Q. Find the equation of the normal to $y=x^2 + c$ at the point where $x=\sqrt{c}$

At $x = \sqrt{c}$ then $y = 2c$, so the point given is $(\sqrt{c},2c)$

The gradient of the tangent is $2x$ so the gradient of the normal is $-\frac{1}{2}x$ and the equation of the normal will be $-\frac{1}{2}x + v$

Where $x=\sqrt{c}$ then $y = -\frac{1}{2}\sqrt{c} + v$

We know $y = 2c$ therefore $2c = -\frac{1}{2}\sqrt{c} + v$ and so $v = 2c + \frac{1}{2}\sqrt{c}$

So the equation of the normal is $y = -\frac{1}{2}x +2c +\frac{1}{2}\sqrt{c}$

We can tidy this up to get $2y = -x + 4c + \sqrt{c}$

Unfortunately the book tells me the answer is $2y\sqrt{c} = -x+\sqrt{c}(4c+1)$

It looks like I lost a $\sqrt{c}$ somewhere? Where did I go wrong?

Thank you

Gary

Answer 1

Hint: at the point $x_0=\sqrt{c}$ the slope of the tangent is $2x_0=2\sqrt{c}$, the slope of the normal is $k=-\frac{1}{2x_0}=-\frac{1}{2\sqrt{c}}$. Now use the fact that you know the point coordinates to get the normal equation as $y=kx+m$.

Answer 2

HINT:

The gradient is $2x$ but you have that $x=\sqrt{c}$ so the gradient is equal to $2\sqrt c$

Answer 3

You misinterpreted the gradient of tangent: it is $2x$ at the point with abscissa $x$. At the point with abscissa $\sqrt c$, it is therefor $2\sqrt c$, and the slope of the normal at this same point is $\color{red}{-\frac1{2\sqrt c}}$.

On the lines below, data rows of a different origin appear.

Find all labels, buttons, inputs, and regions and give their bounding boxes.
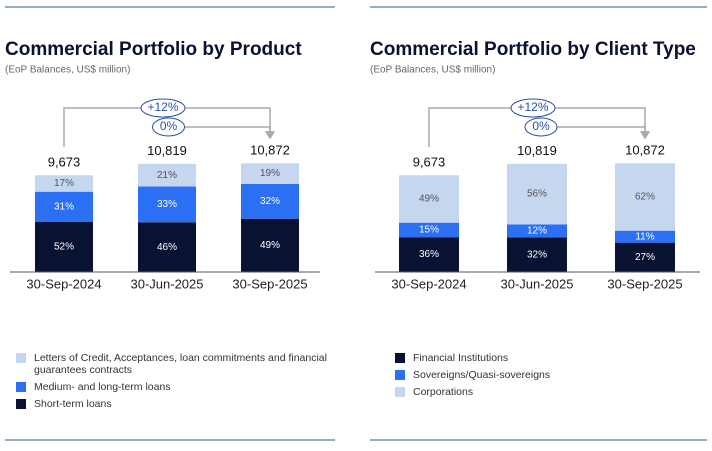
bar-segment: [35, 175, 93, 192]
total-label: 10,872: [250, 143, 290, 158]
segment-label: 33%: [157, 199, 177, 210]
total-label: 10,872: [625, 143, 665, 158]
arrow-head: [640, 131, 650, 140]
bar-segment: [507, 237, 567, 272]
legend-item: Short-term loans: [16, 398, 341, 410]
legend-label: Sovereigns/Quasi-sovereigns: [413, 369, 551, 381]
legend-swatch: [16, 382, 26, 392]
x-tick-label: 30-Sep-2024: [391, 276, 466, 291]
segment-label: 19%: [260, 168, 280, 179]
total-label: 9,673: [48, 155, 81, 170]
annotation-badge: [152, 117, 185, 137]
annotation: 0%: [160, 119, 178, 133]
bar-segment: [399, 222, 459, 238]
legend-item: Letters of Credit, Acceptances, loan com…: [16, 352, 341, 376]
total-label: 10,819: [517, 143, 557, 158]
chart-title: Commercial Portfolio by Client Type: [370, 39, 696, 60]
bar-segment: [241, 163, 299, 184]
legend-item: Financial Institutions: [395, 352, 712, 364]
legend: Letters of Credit, Acceptances, loan com…: [16, 352, 341, 415]
x-tick-label: 30-Sep-2024: [26, 276, 101, 291]
segment-label: 49%: [260, 240, 280, 251]
segment-label: 21%: [157, 170, 177, 181]
annotation: 0%: [532, 119, 550, 133]
annotation-badge: [524, 117, 558, 137]
legend-swatch: [16, 399, 26, 409]
segment-label: 31%: [54, 201, 74, 212]
segment-label: 27%: [635, 252, 655, 263]
x-tick-label: 30-Jun-2025: [501, 276, 574, 291]
legend-label: Financial Institutions: [413, 352, 509, 364]
annotation: +12%: [147, 100, 178, 114]
bar-segment: [615, 242, 675, 272]
x-tick-label: 30-Sep-2025: [232, 276, 307, 291]
legend-swatch: [395, 387, 405, 397]
chart-subtitle: (EoP Balances, US$ million): [370, 65, 495, 76]
bar-segment: [35, 221, 93, 272]
chart-title: Commercial Portfolio by Product: [5, 39, 302, 60]
arrow-head: [265, 131, 275, 140]
bar-segment: [241, 218, 299, 272]
total-label: 10,819: [147, 143, 187, 158]
bar-segment: [399, 237, 459, 272]
segment-label: 15%: [419, 225, 439, 236]
annotation-badge: [510, 98, 556, 118]
legend: Financial Institutions Sovereigns/Quasi-s…: [395, 352, 712, 403]
segment-label: 52%: [54, 241, 74, 252]
legend-label: Letters of Credit, Acceptances, loan com…: [34, 352, 327, 376]
legend-label: Medium- and long-term loans: [34, 381, 171, 393]
chart-subtitle: (EoP Balances, US$ million): [5, 65, 130, 76]
bar-segment: [615, 230, 675, 243]
bar-segment: [138, 186, 196, 223]
segment-label: 17%: [54, 178, 74, 189]
bar-segment: [138, 163, 196, 187]
segment-label: 32%: [527, 249, 547, 260]
x-tick-label: 30-Sep-2025: [607, 276, 682, 291]
legend-item: Medium- and long-term loans: [16, 381, 341, 393]
legend-item: Sovereigns/Quasi-sovereigns: [395, 369, 712, 381]
bar-segment: [399, 175, 459, 223]
segment-label: 11%: [635, 231, 654, 242]
bar-segment: [507, 163, 567, 225]
bar-segment: [615, 163, 675, 231]
bar-segment: [138, 222, 196, 272]
annotation-badge: [140, 98, 186, 118]
legend-swatch: [395, 370, 405, 380]
bar-segment: [241, 183, 299, 219]
segment-label: 49%: [419, 194, 439, 205]
segment-label: 62%: [635, 192, 655, 203]
legend-swatch: [16, 353, 26, 363]
segment-label: 56%: [527, 189, 547, 200]
segment-label: 32%: [260, 196, 280, 207]
legend-item: Corporations: [395, 386, 712, 398]
segment-label: 12%: [527, 226, 547, 237]
legend-swatch: [395, 353, 405, 363]
legend-label: Corporations: [413, 386, 474, 398]
annotation: +12%: [517, 100, 548, 114]
segment-label: 36%: [419, 249, 439, 260]
x-tick-label: 30-Jun-2025: [131, 276, 204, 291]
legend-label: Short-term loans: [34, 398, 112, 410]
bar-segment: [507, 224, 567, 238]
bar-segment: [35, 191, 93, 222]
segment-label: 46%: [157, 242, 177, 253]
total-label: 9,673: [413, 155, 446, 170]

On the other hand, you shouldn't have to solve an equation to find the constant term: you should know the equation of a straight line, given its slope $m$ and the coordinates $(x_0,y_0)$ of a point on the line: $$y=m(x-x_0)+y_0.$$ In the particular case of a tangent to a curve $y=f(x)$ at a point $(x_0,f(x_0))$, it is $$y=f'(x_0)(x-x_0)+f(x_0)$$ (i.e. the right-hand side is the Taylor polynomial near $(x_0)$ of degree $1$ near $(x_0)$).

Therefore, an equation of the normal at the point with abscissa $x_0$ is $$y=-\frac1{f'(x_0)}(x-x_0)+f(x_0).$$

Answer 4

Your statement about the gradient of the normal should have been as follows:

The gradient of the tangent is $2x$ so the gradient of the normal is $ \frac {−1}{2x}$ which will be $ \frac {−1}{2\sqrt c}$

You will get the book's answer with this new slope.

Answer 5

Equation of normal is
$$y-y_0=-\frac{1}{f'(x_0)}(x-x_0)$$
In your case as you said $x_0=\sqrt c$ and $y_0=2c$.
$$f'(x_0)=2x_0=2\sqrt c$$
When we put all this back to the equation of normal we get:
$$y-2c=-\frac{1}{2\sqrt c}(x-\sqrt c)$$ $$y=-\frac{1}{2\sqrt c}(x-\sqrt c)+2c$$ $$2y\sqrt c=-x+\sqrt c+4c\sqrt c$$ $$2y\sqrt c=-x+\sqrt c(4c+1)$$